Every winter, I’ve made the quest with my significant other from to her stomping grounds of Massachusetts and Vermont. The snow and the skiing have nothing to offer me in New England, but the beer has always been a crutch for me (when I’m almost on crutches after a piss poor attempt at skiing).
Three years ago, while her family was barreling down Mad River Glen (they are shareholders at this independently owned mountain), I hopped in the car and ventured to Waterbury and Burlington on a beer quest. I had mastered a plan to hit as many Vermont breweries and beer bars as I could, but my heart was set on visiting the Alchemist. I drove into Waterbury, found a place to park and quickly checked in one Facebook so friends would know I had been there. Only one problem, it was closed thanks the Hurricane Irene and major flooding by the Winooski River. I pressed my face against the window in disappointment and trudged through the snow back to the car. I came back to the ski house empty handed and buried my sorrows in the offerings from Smuttynose, Long Trail, and Wachussett.
A year later, things were different. The Alchemist opened a cannery producing nothing but 16 oz. cans of Heady Topper, their double IPA and most acclaimed beer from the brewpub. This is going to be the best Christmas vacation ever I had thought.
Then I fell down a fucking mountain.
The day after Christmas, I went on a snowy trail run which led me to a picturesque view atop Mt. Watatic. I could literally see the building of Boston more than 60 miles away. On the way down, I stepped on a patch of ice and found myself lying on the ground with a sore knee. Not much blood showing through my tights, so I cautiously got down the mountain and ran the four miles back to the house. Went to get into the shower, pulled my tights down and say my kneecap looking back at me. Shit. You’d be amazed how busy the emergency room is the day after Christmas.
With a leg stitched up and stiff as a board, I was encouraged by in-laws not to make the beer trek and instead stay in the ski house. Twenty minutes later, I was standing in the cannery, sharing some Sun King and NABC beers with the head brewer and drinking Heady Topper. I was all-alone in the cannery for at least an hour. This would soon change.
Last year, a snowstorm almost detoured our stop at the Cannery, but we made it through blinding snow and a speedometer which didn’t tick over 30 mph for a few hours. Case limits had changed from three cases per person to one case. The place was crowded. In the parking lot, I was approached and asked if all three of us were going to buy a case. Get a life buddy. It had come to this. The beer was that good. No longer were people buying it just to drink, rather they bought it to seek for trades and show their one-upsmanship to other beer geeks. The exact opposite of what The Alchemist owners wanted.
If you didn’t know where you were going in Waterbury, you’d drive right by the cannery multiple times. Now those beer geeks coming in from out-of-state will be driving by it as well and not stopping. The Cannery will be closing its doors on November 15th to the public. Not because sales are down or they are losing money, but because it’s gotten to be too much for the Kimmich’s. No longer can locals get the beer, rather out-of-staters were driving up daily and taking as much as they could to trade or hoard.

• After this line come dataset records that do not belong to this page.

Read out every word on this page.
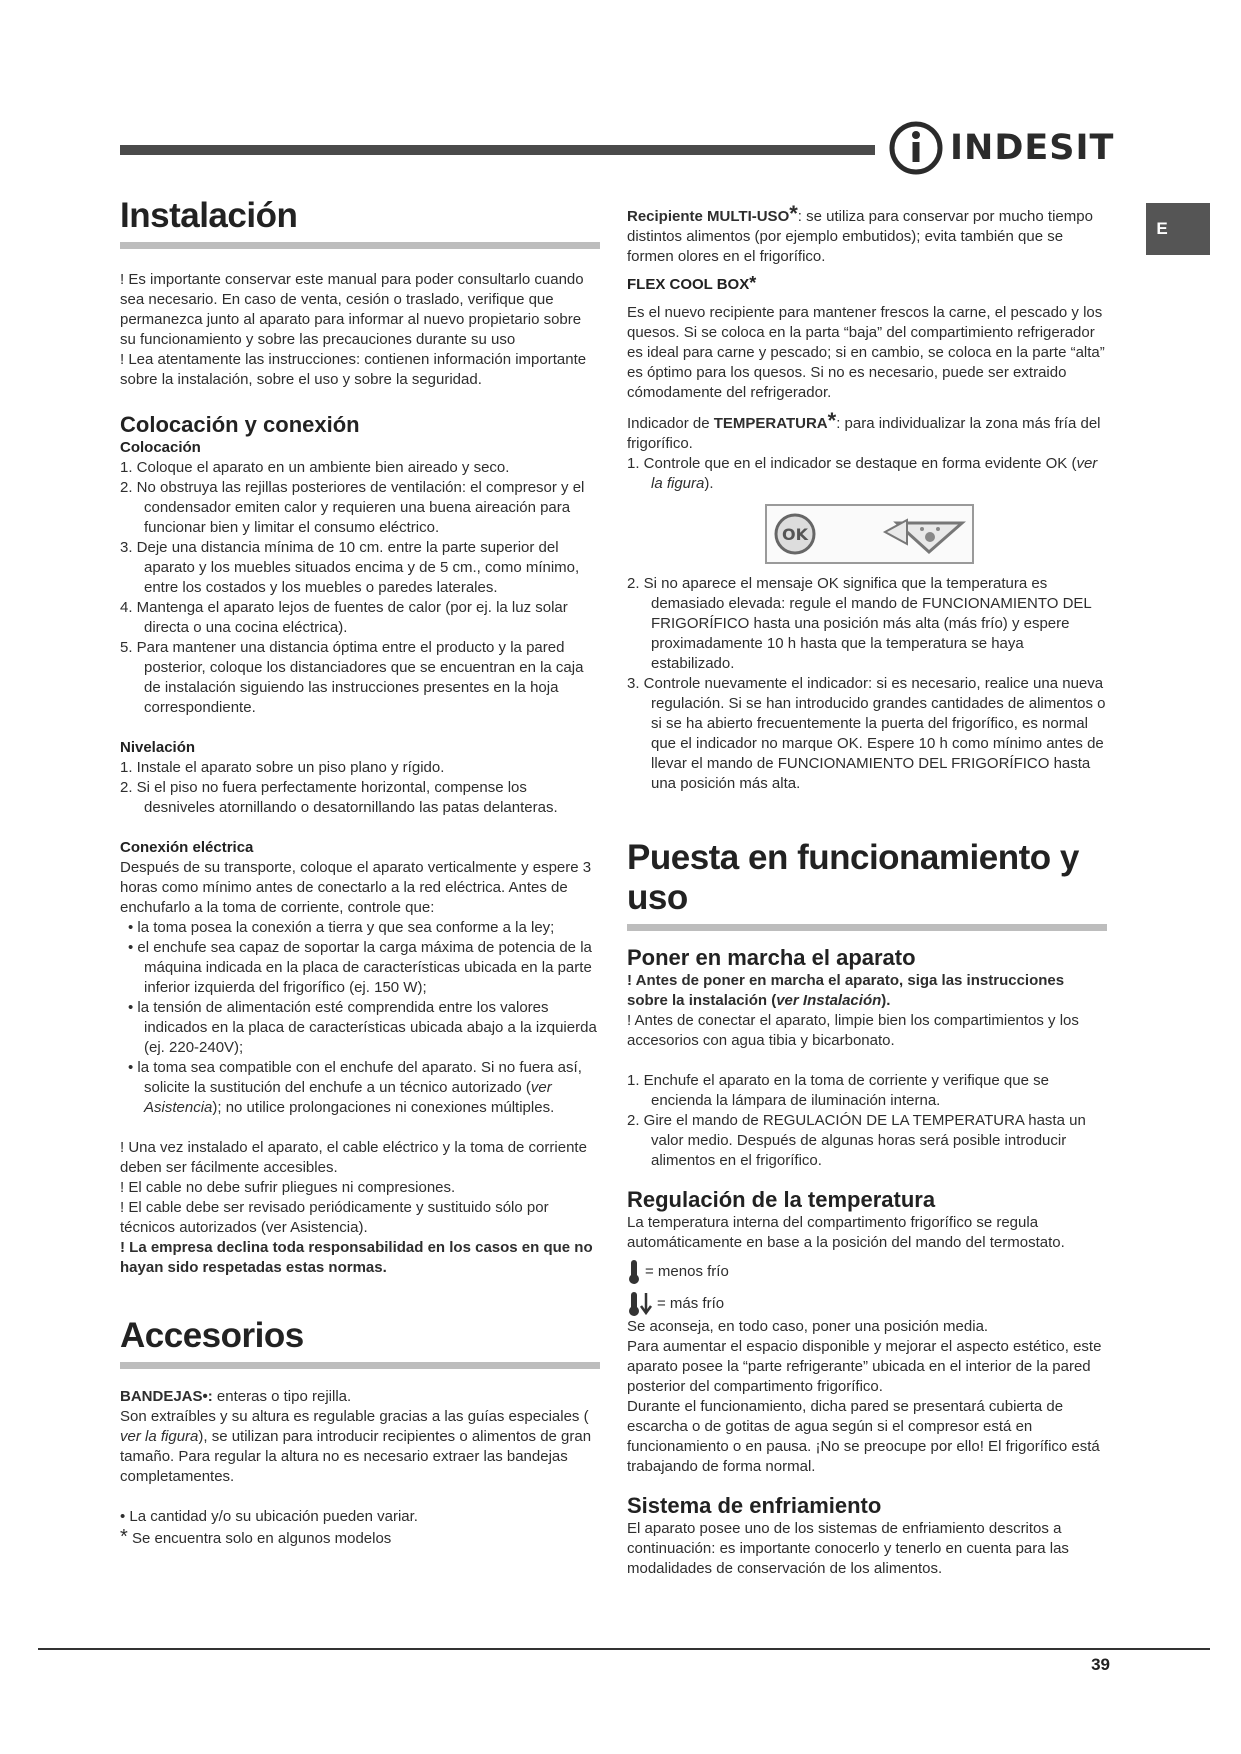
INDESIT
E
Instalación

! Es importante conservar este manual para poder consultarlo cuando sea necesario. En caso de venta, cesión o traslado, verifique que permanezca junto al aparato para informar al nuevo propietario sobre su funcionamiento y sobre las precauciones durante su uso

! Lea atentamente las instrucciones: contienen información importante sobre la instalación, sobre el uso y sobre la seguridad.

Colocación y conexión
Colocación
1. Coloque el aparato en un ambiente bien aireado y seco.
2. No obstruya las rejillas posteriores de ventilación: el compresor y el condensador emiten calor y requieren una buena aireación para funcionar bien y limitar el consumo eléctrico.
3. Deje una distancia mínima de 10 cm. entre la parte superior del aparato y los muebles situados encima y de 5 cm., como mínimo, entre los costados y los muebles o paredes laterales.
4. Mantenga el aparato lejos de fuentes de calor (por ej. la luz solar directa o una cocina eléctrica).
5. Para mantener una distancia óptima entre el producto y la pared posterior, coloque los distanciadores que se encuentran en la caja de instalación siguiendo las instrucciones presentes en la hoja correspondiente.
Nivelación
1. Instale el aparato sobre un piso plano y rígido.
2. Si el piso no fuera perfectamente horizontal, compense los desniveles atornillando o desatornillando las patas delanteras.
Conexión eléctrica

Después de su transporte, coloque el aparato verticalmente y espere 3 horas como mínimo antes de conectarlo a la red eléctrica. Antes de enchufarlo a la toma de corriente, controle que:

• la toma posea la conexión a tierra y que sea conforme a la ley;
• el enchufe sea capaz de soportar la carga máxima de potencia de la máquina indicada en la placa de características ubicada en la parte inferior izquierda del frigorífico (ej. 150 W);
• la tensión de alimentación esté comprendida entre los valores indicados en la placa de características ubicada abajo a la izquierda (ej. 220-240V);
• la toma sea compatible con el enchufe del aparato. Si no fuera así, solicite la sustitución del enchufe a un técnico autorizado (ver Asistencia); no utilice prolongaciones ni conexiones múltiples.

! Una vez instalado el aparato, el cable eléctrico y la toma de corriente deben ser fácilmente accesibles.

! El cable no debe sufrir pliegues ni compresiones.

! El cable debe ser revisado periódicamente y sustituido sólo por técnicos autorizados (ver Asistencia).

! La empresa declina toda responsabilidad en los casos en que no hayan sido respetadas estas normas.

Accesorios

BANDEJAS•: enteras o tipo rejilla.

Son extraíbles y su altura es regulable gracias a las guías especiales ( ver la figura), se utilizan para introducir recipientes o alimentos de gran tamaño. Para regular la altura no es necesario extraer las bandejas completamentes.

• La cantidad y/o su ubicación pueden variar.

* Se encuentra solo en algunos modelos

Recipiente MULTI-USO*: se utiliza para conservar por mucho tiempo distintos alimentos (por ejemplo embutidos); evita también que se formen olores en el frigorífico.

FLEX COOL BOX*

Es el nuevo recipiente para mantener frescos la carne, el pescado y los quesos. Si se coloca en la parta “baja” del compartimiento refrigerador es ideal para carne y pescado; si en cambio, se coloca en la parte “alta” es óptimo para los quesos. Si no es necesario, puede ser extraido cómodamente del refrigerador.

Indicador de TEMPERATURA*: para individualizar la zona más fría del frigorífico.

1. Controle que en el indicador se destaque en forma evidente OK (ver la figura).
OK
2. Si no aparece el mensaje OK significa que la temperatura es demasiado elevada: regule el mando de FUNCIONAMIENTO DEL FRIGORÍFICO hasta una posición más alta (más frío) y espere proximadamente 10 h hasta que la temperatura se haya estabilizado.
3. Controle nuevamente el indicador: si es necesario, realice una nueva regulación. Si se han introducido grandes cantidades de alimentos o si se ha abierto frecuentemente la puerta del frigorífico, es normal que el indicador no marque OK. Espere 10 h como mínimo antes de llevar el mando de FUNCIONAMIENTO DEL FRIGORÍFICO hasta una posición más alta.
Puesta en funcionamiento y uso
Poner en marcha el aparato

! Antes de poner en marcha el aparato, siga las instrucciones sobre la instalación (ver Instalación).

! Antes de conectar el aparato, limpie bien los compartimientos y los accesorios con agua tibia y bicarbonato.

1. Enchufe el aparato en la toma de corriente y verifique que se encienda la lámpara de iluminación interna.
2. Gire el mando de REGULACIÓN DE LA TEMPERATURA hasta un valor medio. Después de algunas horas será posible introducir alimentos en el frigorífico.
Regulación de la temperatura

La temperatura interna del compartimento frigorífico se regula automáticamente en base a la posición del mando del termostato.

= menos frío
= más frío

Se aconseja, en todo caso, poner una posición media.

Para aumentar el espacio disponible y mejorar el aspecto estético, este aparato posee la “parte refrigerante” ubicada en el interior de la pared posterior del compartimento frigorífico.

Durante el funcionamiento, dicha pared se presentará cubierta de escarcha o de gotitas de agua según si el compresor está en funcionamiento o en pausa. ¡No se preocupe por ello! El frigorífico está trabajando de forma normal.

Sistema de enfriamiento

El aparato posee uno de los sistemas de enfriamiento descritos a continuación: es importante conocerlo y tenerlo en cuenta para las modalidades de conservación de los alimentos.

39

You can read why John Kimmich closed the here. The website crashed after the announcement went viral. Yes, it’s that good.
For an ever better explanation of why John closed, read the here.

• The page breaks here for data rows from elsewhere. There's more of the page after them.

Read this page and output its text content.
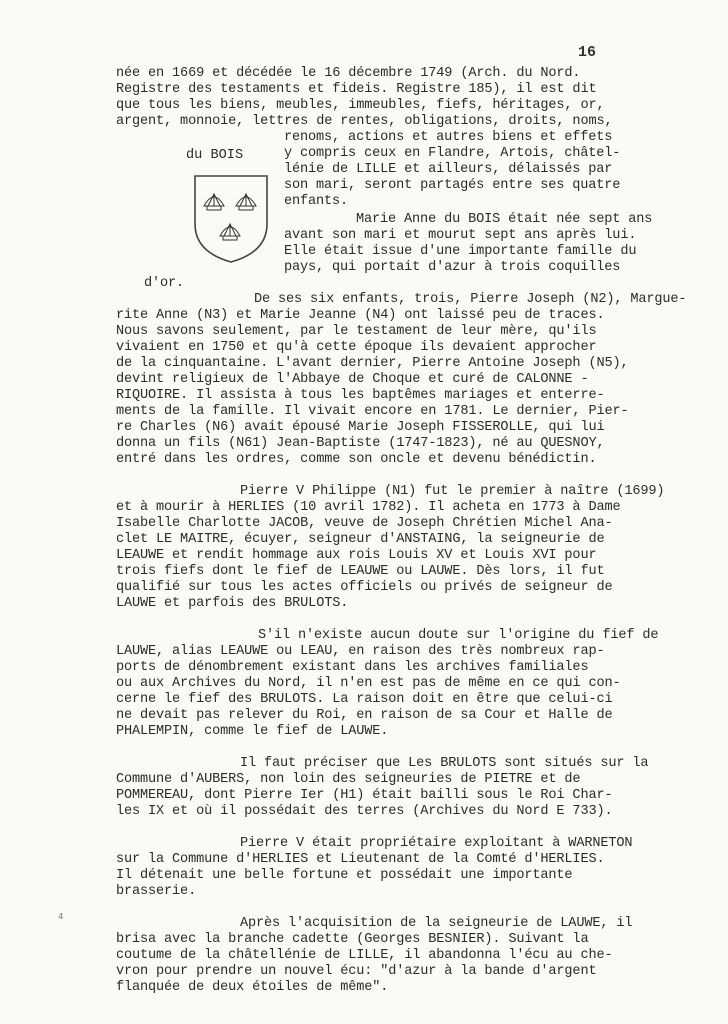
16
du BOIS
née en 1669 et décédée le 16 décembre 1749 (Arch. du Nord.
Registre des testaments et fideis. Registre 185), il est dit
que tous les biens, meubles, immeubles, fiefs, héritages, or,
argent, monnoie, lettres de rentes, obligations, droits, noms,
renoms, actions et autres biens et effets
y compris ceux en Flandre, Artois, châtel-
lénie de LILLE et ailleurs, délaissés par
son mari, seront partagés entre ses quatre
enfants.
Marie Anne du BOIS était née sept ans
avant son mari et mourut sept ans après lui.
Elle était issue d'une importante famille du
pays, qui portait d'azur à trois coquilles
d'or.
De ses six enfants, trois, Pierre Joseph (N2), Margue-
rite Anne (N3) et Marie Jeanne (N4) ont laissé peu de traces.
Nous savons seulement, par le testament de leur mère, qu'ils
vivaient en 1750 et qu'à cette époque ils devaient approcher
de la cinquantaine. L'avant dernier, Pierre Antoine Joseph (N5),
devint religieux de l'Abbaye de Choque et curé de CALONNE -
RIQUOIRE. Il assista à tous les baptêmes mariages et enterre-
ments de la famille. Il vivait encore en 1781. Le dernier, Pier-
re Charles (N6) avait épousé Marie Joseph FISSEROLLE, qui lui
donna un fils (N61) Jean-Baptiste (1747-1823), né au QUESNOY,
entré dans les ordres, comme son oncle et devenu bénédictin.
Pierre V Philippe (N1) fut le premier à naître (1699)
et à mourir à HERLIES (10 avril 1782). Il acheta en 1773 à Dame
Isabelle Charlotte JACOB, veuve de Joseph Chrétien Michel Ana-
clet LE MAITRE, écuyer, seigneur d'ANSTAING, la seigneurie de
LEAUWE et rendit hommage aux rois Louis XV et Louis XVI pour
trois fiefs dont le fief de LEAUWE ou LAUWE. Dès lors, il fut
qualifié sur tous les actes officiels ou privés de seigneur de
LAUWE et parfois des BRULOTS.
S'il n'existe aucun doute sur l'origine du fief de
LAUWE, alias LEAUWE ou LEAU, en raison des très nombreux rap-
ports de dénombrement existant dans les archives familiales
ou aux Archives du Nord, il n'en est pas de même en ce qui con-
cerne le fief des BRULOTS. La raison doit en être que celui-ci
ne devait pas relever du Roi, en raison de sa Cour et Halle de
PHALEMPIN, comme le fief de LAUWE.
Il faut préciser que Les BRULOTS sont situés sur la
Commune d'AUBERS, non loin des seigneuries de PIETRE et de
POMMEREAU, dont Pierre Ier (H1) était bailli sous le Roi Char-
les IX et où il possédait des terres (Archives du Nord E 733).
Pierre V était propriétaire exploitant à WARNETON
sur la Commune d'HERLIES et Lieutenant de la Comté d'HERLIES.
Il détenait une belle fortune et possédait une importante
brasserie.
Après l'acquisition de la seigneurie de LAUWE, il
brisa avec la branche cadette (Georges BESNIER). Suivant la
coutume de la châtellénie de LILLE, il abandonna l'écu au che-
vron pour prendre un nouvel écu: "d'azur à la bande d'argent
flanquée de deux étoiles de même".
4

“Basically, it’s been too much”, states Kimmich. Demand outweighs the supply and some of the local businesses are the ones feeling the pinch. The same local businesses that receive more business based on the fact that they carry Heady Topper.

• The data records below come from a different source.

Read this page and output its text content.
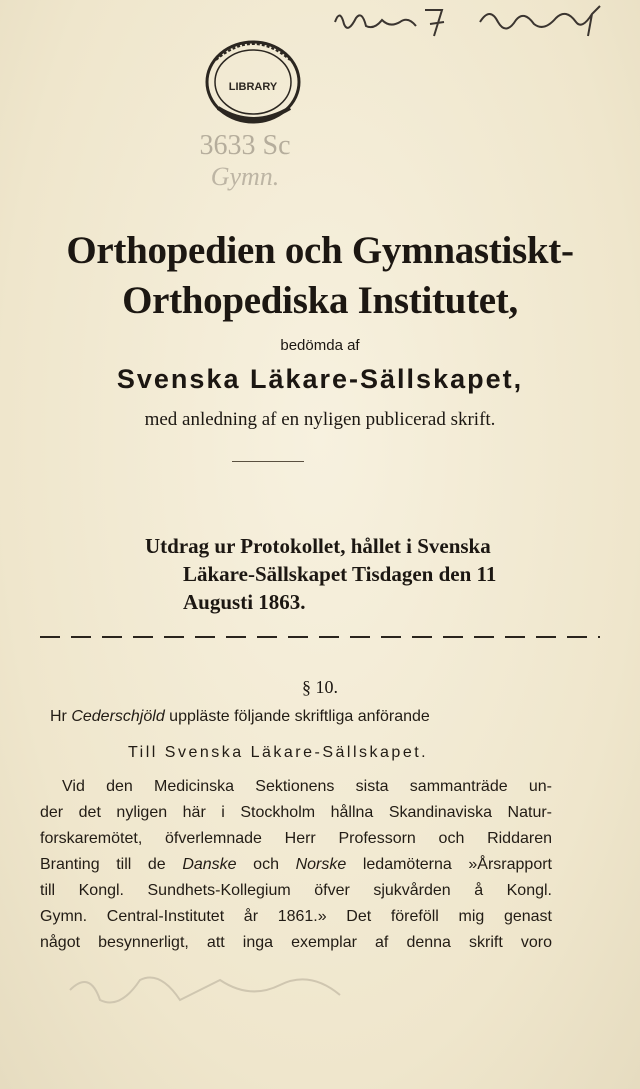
LIBRARY
Uppsala Cygnæus
3633 Sc
Gymn.
Orthopedien och Gymnastiskt-
Orthopediska Institutet,
bedömda af
Svenska Läkare-Sällskapet,
med anledning af en nyligen publicerad skrift.
Utdrag ur Protokollet, hållet i Svenska
Läkare-Sällskapet Tisdagen den 11
Augusti 1863.
§ 10.
Hr Cederschjöld uppläste följande skriftliga anförande
Till Svenska Läkare-Sällskapet.
Vid den Medicinska Sektionens sista sammanträde un-
der det nyligen här i Stockholm hållna Skandinaviska Natur-
forskaremötet, öfverlemnade Herr Professorn och Riddaren
Branting till de Danske och Norske ledamöterna »Årsrapport
till Kongl. Sundhets-Kollegium öfver sjukvården å Kongl.
Gymn. Central-Institutet år 1861.» Det föreföll mig genast
något besynnerligt, att inga exemplar af denna skrift voro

So is this death by beer geek? Have beer geeks taken their extremes too far? Did Kimmich realize his idealized brewery operation isn’t what he wanted to be and just shut the doors? Pretty much. Kimmich will be selling the same amount of Heady Topper (if not more in the future), but now more is going to his local business surrounding the Waterbury, Stowe, and Burlington area. Which means, more people will be going towards those areas than ever before, instead of going to the cannery where 70% of the Heady was formerly made. Let the Heady scavenger hunt begin folks.
Of course, beer geeks complained. That’s what we do.
Drink from the can. Don’t be a douchebag.